Bild: Heute kein guter Ort zum Übernachten: das ehemalige Maritim-Hotel in Han…
Göttingen taz | Überbelegung, Schimmelpilz, undichte Dächer,
Brandschutzmängel und nicht tragbare hygienische Zustände: Über die
katastrophalen Bedingungen in vielen [1][Behausungen für Mitarbeitende in
der Fleischindustrie] – nicht nur im Tönnies-Imperium – ist in den
vergangenen Wochen häufig berichtet worden.
Dass es in anderen Branchen auch nicht immer besser aussieht, stellten
Mitarbeitende der Gewerbeaufsicht und der Gesundheitsbehörde in Hannover am
Dienstag bei einem nicht angemeldeten Besuch auf der Baustelle des
ehemaligen „Maritim“-Hotels fest. Rund 50 überwiegend aus Bulgarien
stammende Beschäftigte, die mit der Entkernung des Gebäudes beauftragt
sind, hausten dort ohne Trinkwasser, ohne sanitäre Einrichtungen und ohne
Waschmöglichkeiten.
Bei dem Termin fanden die Behördenleute wohl auch keine kompetenten
Ansprechpartner vor. Der Leiter des Gewerbeaufsichtsamtes, Bernd Reese,
sagte der Hannoverschen Allgemeine Zeitung (HAZ), die am Mittwoch zuerst
über die Zustände auf der schwer mit Schadstoffen belasteten Baustelle
berichtet hatte, es sei „kein Bauleiter, der der deutschen Sprache mächtig
war“, angetroffen worden. Lediglich ein Mitarbeiter solle gebrochen
gedolmetscht haben.
Für Mittwochnachmittag wurde deshalb erneut eine Kontrolle angesetzt – der
Termin dauerte bei Redaktionsschluss noch an. Das Gewerbeaufsichtsamt habe
die Zusage erhalten, dass dann ein Bauleiter vor Ort sein werde, sagte
Reese zur taz. Themen des Treffens sollten unter anderem Fragen des
Arbeitsschutzes und vorgegebene [2][Corona]-Hygienemaßnahmen sein.

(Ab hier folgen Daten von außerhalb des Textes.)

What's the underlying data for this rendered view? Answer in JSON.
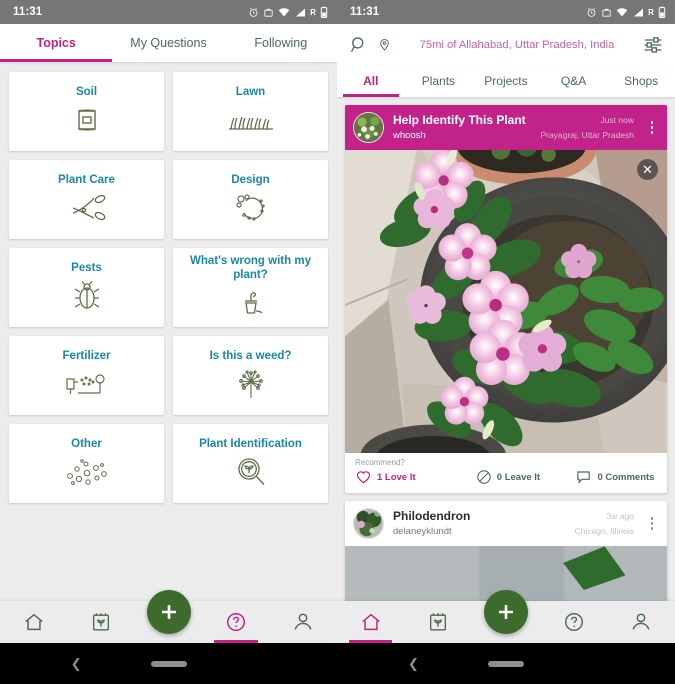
{
  "status_bar": {
    "time": "11:31",
    "roaming": "R",
    "icons": [
      "alarm-icon",
      "bag-icon",
      "wifi-icon",
      "signal-icon",
      "roaming-indicator",
      "battery-icon"
    ]
  },
  "colors": {
    "accent_pink": "#bd2483",
    "header_pink": "#c2238a",
    "title_teal": "#1b87a8",
    "icon_green": "#5d6f49",
    "nav_green": "#4d6b52",
    "fab_green": "#3c6b2b",
    "page_bg": "#ececec",
    "status_bar_bg": "#767676"
  },
  "left_screen": {
    "tabs": [
      {
        "label": "Topics",
        "active": true
      },
      {
        "label": "My Questions",
        "active": false
      },
      {
        "label": "Following",
        "active": false
      }
    ],
    "topics": [
      {
        "label": "Soil",
        "icon": "soil-bag-icon"
      },
      {
        "label": "Lawn",
        "icon": "grass-icon"
      },
      {
        "label": "Plant Care",
        "icon": "pruning-shears-icon"
      },
      {
        "label": "Design",
        "icon": "garden-design-icon"
      },
      {
        "label": "Pests",
        "icon": "beetle-icon"
      },
      {
        "label": "What's wrong with my plant?",
        "icon": "wilting-plant-icon"
      },
      {
        "label": "Fertilizer",
        "icon": "fertilizer-spray-icon"
      },
      {
        "label": "Is this a weed?",
        "icon": "dandelion-icon"
      },
      {
        "label": "Other",
        "icon": "scattered-dots-icon"
      },
      {
        "label": "Plant Identification",
        "icon": "magnifier-leaf-icon"
      }
    ],
    "bottom_nav": [
      {
        "label": "Home",
        "icon": "home-icon",
        "active": false
      },
      {
        "label": "My Plants",
        "icon": "plant-calendar-icon",
        "active": false
      },
      {
        "label": "Add",
        "icon": "plus-icon",
        "active": false
      },
      {
        "label": "Help",
        "icon": "question-circle-icon",
        "active": true
      },
      {
        "label": "Profile",
        "icon": "person-icon",
        "active": false
      }
    ]
  },
  "right_screen": {
    "search": {
      "search_icon": "search-icon",
      "pin_icon": "location-pin-icon",
      "location": "75mi of Allahabad, Uttar Pradesh, India",
      "filter_icon": "filter-sliders-icon"
    },
    "filter_tabs": [
      {
        "label": "All",
        "active": true
      },
      {
        "label": "Plants",
        "active": false
      },
      {
        "label": "Projects",
        "active": false
      },
      {
        "label": "Q&A",
        "active": false
      },
      {
        "label": "Shops",
        "active": false
      }
    ],
    "posts": [
      {
        "title": "Help Identify This Plant",
        "user": "whoosh",
        "time": "Just now",
        "place": "Prayagraj, Uttar Pradesh",
        "header_style": "magenta",
        "menu_icon": "kebab-menu-icon",
        "close_icon": "close-icon",
        "photo_alt": "pink periwinkle flowers in a dark pot on stone pavement",
        "recommend_label": "Recommend?",
        "love_label": "1 Love It",
        "leave_label": "0 Leave It",
        "comments_label": "0 Comments",
        "love_icon": "heart-icon",
        "leave_icon": "no-entry-icon",
        "comment_icon": "speech-bubble-icon"
      },
      {
        "title": "Philodendron",
        "user": "delaneyklundt",
        "time": "3w ago",
        "place": "Chicago, Illinois",
        "header_style": "plain",
        "menu_icon": "kebab-menu-icon"
      }
    ],
    "bottom_nav": [
      {
        "label": "Home",
        "icon": "home-icon",
        "active": true
      },
      {
        "label": "My Plants",
        "icon": "plant-calendar-icon",
        "active": false
      },
      {
        "label": "Add",
        "icon": "plus-icon",
        "active": false
      },
      {
        "label": "Help",
        "icon": "question-circle-icon",
        "active": false
      },
      {
        "label": "Profile",
        "icon": "person-icon",
        "active": false
      }
    ]
  },
  "system_nav": {
    "back_icon": "back-chevron-icon",
    "home_pill": "home-pill"
  }
}
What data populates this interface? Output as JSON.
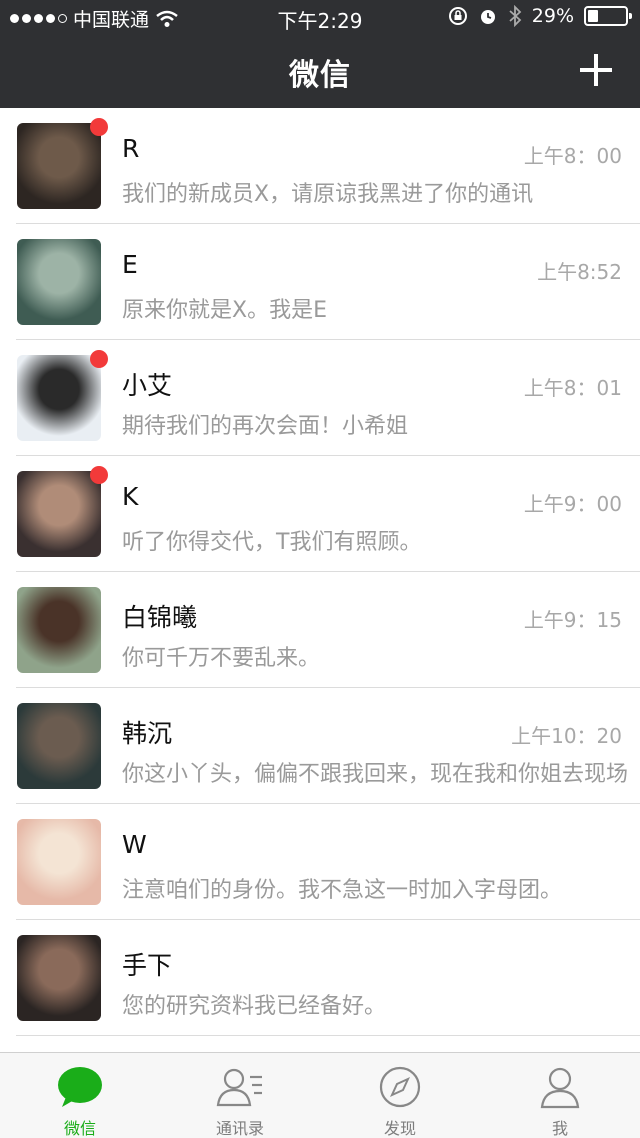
{
  "status_bar": {
    "carrier": "中国联通",
    "time": "下午2:29",
    "battery": "29%",
    "battery_level": 0.29
  },
  "nav": {
    "title": "微信",
    "add_icon": "plus-icon"
  },
  "chats": [
    {
      "name": "R",
      "time": "上午8：00",
      "preview": "我们的新成员X，请原谅我黑进了你的通讯",
      "unread": true,
      "avatar_colors": [
        "#2d2622",
        "#6e5a4a"
      ]
    },
    {
      "name": "E",
      "time": "上午8:52",
      "preview": "原来你就是X。我是E",
      "unread": false,
      "avatar_colors": [
        "#3f5c53",
        "#9db3a6"
      ]
    },
    {
      "name": "小艾",
      "time": "上午8：01",
      "preview": "期待我们的再次会面！小希姐",
      "unread": true,
      "avatar_colors": [
        "#e9eef3",
        "#2a2a2a"
      ]
    },
    {
      "name": "K",
      "time": "上午9：00",
      "preview": "听了你得交代，T我们有照顾。",
      "unread": true,
      "avatar_colors": [
        "#3a3030",
        "#b08c78"
      ]
    },
    {
      "name": "白锦曦",
      "time": "上午9：15",
      "preview": "你可千万不要乱来。",
      "unread": false,
      "avatar_colors": [
        "#8fa38a",
        "#4a3328"
      ]
    },
    {
      "name": "韩沉",
      "time": "上午10：20",
      "preview": "你这小丫头，偏偏不跟我回来，现在我和你姐去现场",
      "unread": false,
      "avatar_colors": [
        "#2c3a3a",
        "#6b5c50"
      ]
    },
    {
      "name": "W",
      "time": "",
      "preview": "注意咱们的身份。我不急这一时加入字母团。",
      "unread": false,
      "avatar_colors": [
        "#e6b9a8",
        "#f4e4d4"
      ]
    },
    {
      "name": "手下",
      "time": "",
      "preview": "您的研究资料我已经备好。",
      "unread": false,
      "avatar_colors": [
        "#2b2523",
        "#8a6a5a"
      ]
    }
  ],
  "tabs": [
    {
      "label": "微信",
      "icon": "chat-bubble-icon",
      "active": true
    },
    {
      "label": "通讯录",
      "icon": "contacts-icon",
      "active": false
    },
    {
      "label": "发现",
      "icon": "compass-icon",
      "active": false
    },
    {
      "label": "我",
      "icon": "person-icon",
      "active": false
    }
  ],
  "colors": {
    "topbar": "#2f3033",
    "accent": "#1aad19",
    "unread": "#f23a3a"
  }
}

## Übernachten auf der Baustelle ist nicht unüblich
Das Übernachten in den Räumen wurde bereits am Dienstag mit sofortiger
Wirkung untersagt. Grundsätzlich sei es aber nicht unüblich, dass Arbeiter
auf Baustellen übernachteten, so Reese – dann allerdings meistens in extra
dafür aufgestellten Containern. Wenn entsprechende Bedingungen hergestellt
werden könnten, gelte das auch für das „Maritim“.

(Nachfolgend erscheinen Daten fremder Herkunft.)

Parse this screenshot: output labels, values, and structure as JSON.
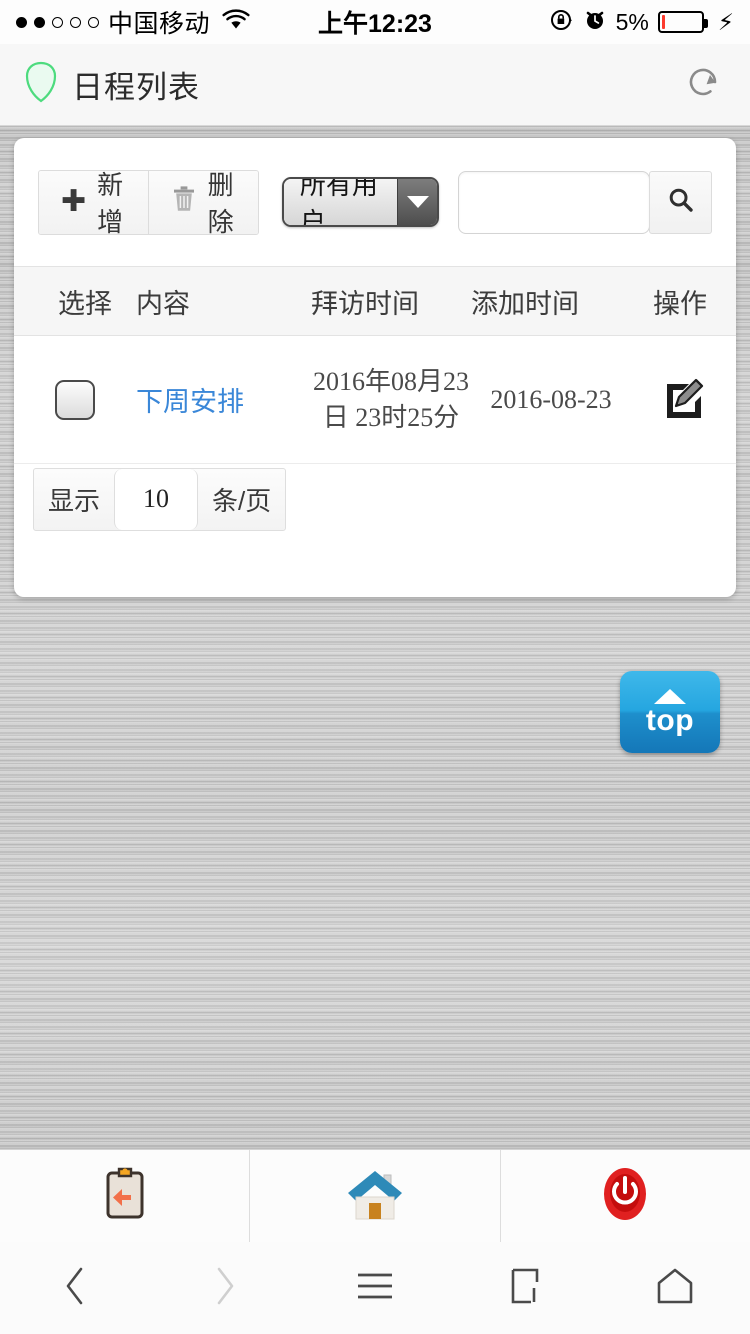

Beschäftigte aus umliegenden Büros hatten Ende vergangener Woche die
Polizei über vermutete Missstände im früheren „Maritim“ informiert. Die
Anrufer hätten sich darüber gewundert, dass die Abbrucharbeiter in dem
maroden Gebäude übernachten mussten, hieß es. Deutlich sichtbar seien
Schuhe, Hosen und andere Wäschestücke zum Trocknen auf die äußeren
Fenstersimse gelegt worden.
Das Hotel wurde in den 1960er-Jahren am Friedrichswall im Zentrum der
niedersächsischen Landeshauptstadt errichtet. Es war der erste Großhotelbau
in Hannover nach dem Zweiten Weltkrieg. 1995 erwarb die Hotelkette
„Maritim“ das Gebäude für rund 35 Millionen D-Mark. Im Expo-Jahr 2000 wur…

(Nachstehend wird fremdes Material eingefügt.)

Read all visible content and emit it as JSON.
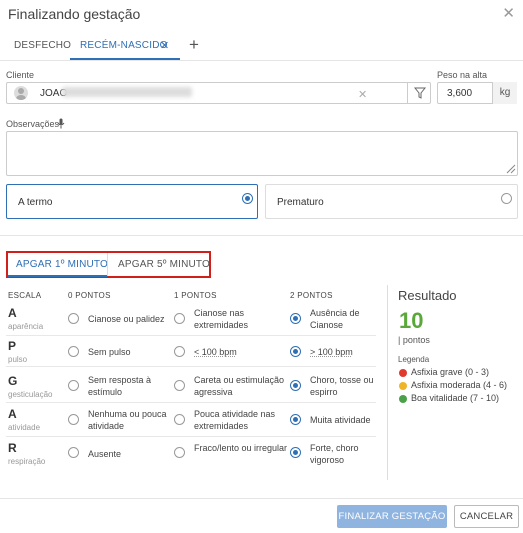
{
  "dialog": {
    "title": "Finalizando gestação"
  },
  "tabs": [
    {
      "label": "DESFECHO"
    },
    {
      "label": "RECÉM-NASCIDO"
    }
  ],
  "form": {
    "client_label": "Cliente",
    "client_value": "JOAO",
    "weight_label": "Peso na alta",
    "weight_value": "3,600",
    "weight_unit": "kg",
    "notes_label": "Observações"
  },
  "term_options": [
    {
      "label": "A termo",
      "selected": true
    },
    {
      "label": "Prematuro",
      "selected": false
    }
  ],
  "apgar_tabs": [
    {
      "label": "APGAR 1º MINUTO",
      "active": true
    },
    {
      "label": "APGAR 5º MINUTO",
      "active": false
    }
  ],
  "apgar_table": {
    "headers": [
      "ESCALA",
      "0 PONTOS",
      "1 PONTOS",
      "2 PONTOS"
    ],
    "rows": [
      {
        "letter": "A",
        "sub": "aparência",
        "opts": [
          "Cianose ou palidez",
          "Cianose nas extremidades",
          "Ausência de Cianose"
        ],
        "selected": 2
      },
      {
        "letter": "P",
        "sub": "pulso",
        "opts": [
          "Sem pulso",
          "< 100 bpm",
          "> 100 bpm"
        ],
        "selected": 2
      },
      {
        "letter": "G",
        "sub": "gesticulação",
        "opts": [
          "Sem resposta à estímulo",
          "Careta ou estimulação agressiva",
          "Choro, tosse ou espirro"
        ],
        "selected": 2
      },
      {
        "letter": "A",
        "sub": "atividade",
        "opts": [
          "Nenhuma ou pouca atividade",
          "Pouca atividade nas extremidades",
          "Muita atividade"
        ],
        "selected": 2
      },
      {
        "letter": "R",
        "sub": "respiração",
        "opts": [
          "Ausente",
          "Fraco/lento ou irregular",
          "Forte, choro vigoroso"
        ],
        "selected": 2
      }
    ]
  },
  "result": {
    "title": "Resultado",
    "score": "10",
    "unit": "| pontos",
    "score_color": "#5aa73a",
    "legend_title": "Legenda",
    "legend": [
      {
        "label": "Asfixia grave (0 - 3)",
        "color": "#e03a2f"
      },
      {
        "label": "Asfixia moderada (4 - 6)",
        "color": "#f0b429"
      },
      {
        "label": "Boa vitalidade (7 - 10)",
        "color": "#4aa14a"
      }
    ]
  },
  "footer": {
    "primary_label": "FINALIZAR GESTAÇÃO",
    "cancel_label": "CANCELAR"
  },
  "icons": {
    "close": "close-icon",
    "add": "plus-icon",
    "mic": "microphone-icon",
    "filter": "filter-icon",
    "avatar": "user-avatar-icon"
  }
}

das Vier-Sterne-Haus erstmals saniert.
Nachdem weder das Land Niedersachsen noch die Stadt Hannover für eine
weitere Sanierung Bürgschaften übernehmen wollten, verkaufte die Hotelkette
das Gebäude im Jahr 2014. Besitzer ist seitdem die Berliner
„Intown“-Gruppe, ein Finanzinvestor inmitten eines unübersichtlichen
Geflechts aus zahlreichen Unterfirmen und Beteiligungen. Strategie des
Unternehmens ist es, Immobilien in schlechtem Zustand an gut gelegenen
Standorten zu erwerben, um diese dann zu sanieren und teuer zu vermieten
und zu verkaufen.
Seit Anfang 2019 gehört die „Intown“-Gruppe zur „Lianeo Real Estate GmbH…
Diese versteht sich laut Eigenwerbung als „übergreifende Plattform für
Asset Management, Property Management, Facility Management und Leasing
Management“. Sie verwaltet Vermögen und Immobilien mit einer Gesamtfläche
von drei Millionen Quadratmetern. Im vergangenen Jahr waren mehr als 130
Firmen unter diesem Namen registriert.
## Zwischenzeitlich lebten dort Geflüchtete
Der neue Eigentümer kündigte zunächst den Beginn der Totalsanierung und den
Umbau zu einem modernen Hotel für 2018 an. Es passierte dort aber erst mal
lange Zeit gar nichts. Erst kürzlich begann die Entkernung und die
Beseitigung der mit Schadstoffen belasteten Altlasten.
In der Zwischenzeit hatte die Stadt Hannover das Haus für mehrere Millionen
Euro angemietet, um dort geflüchtete Menschen unterzubringen. Zeitweise
lebten dort bis zu 550 Geflüchtete. Betreiber der damals größten
Flüchtlingsunterkunft in Hannover war das Deutsche Rote Kreuz.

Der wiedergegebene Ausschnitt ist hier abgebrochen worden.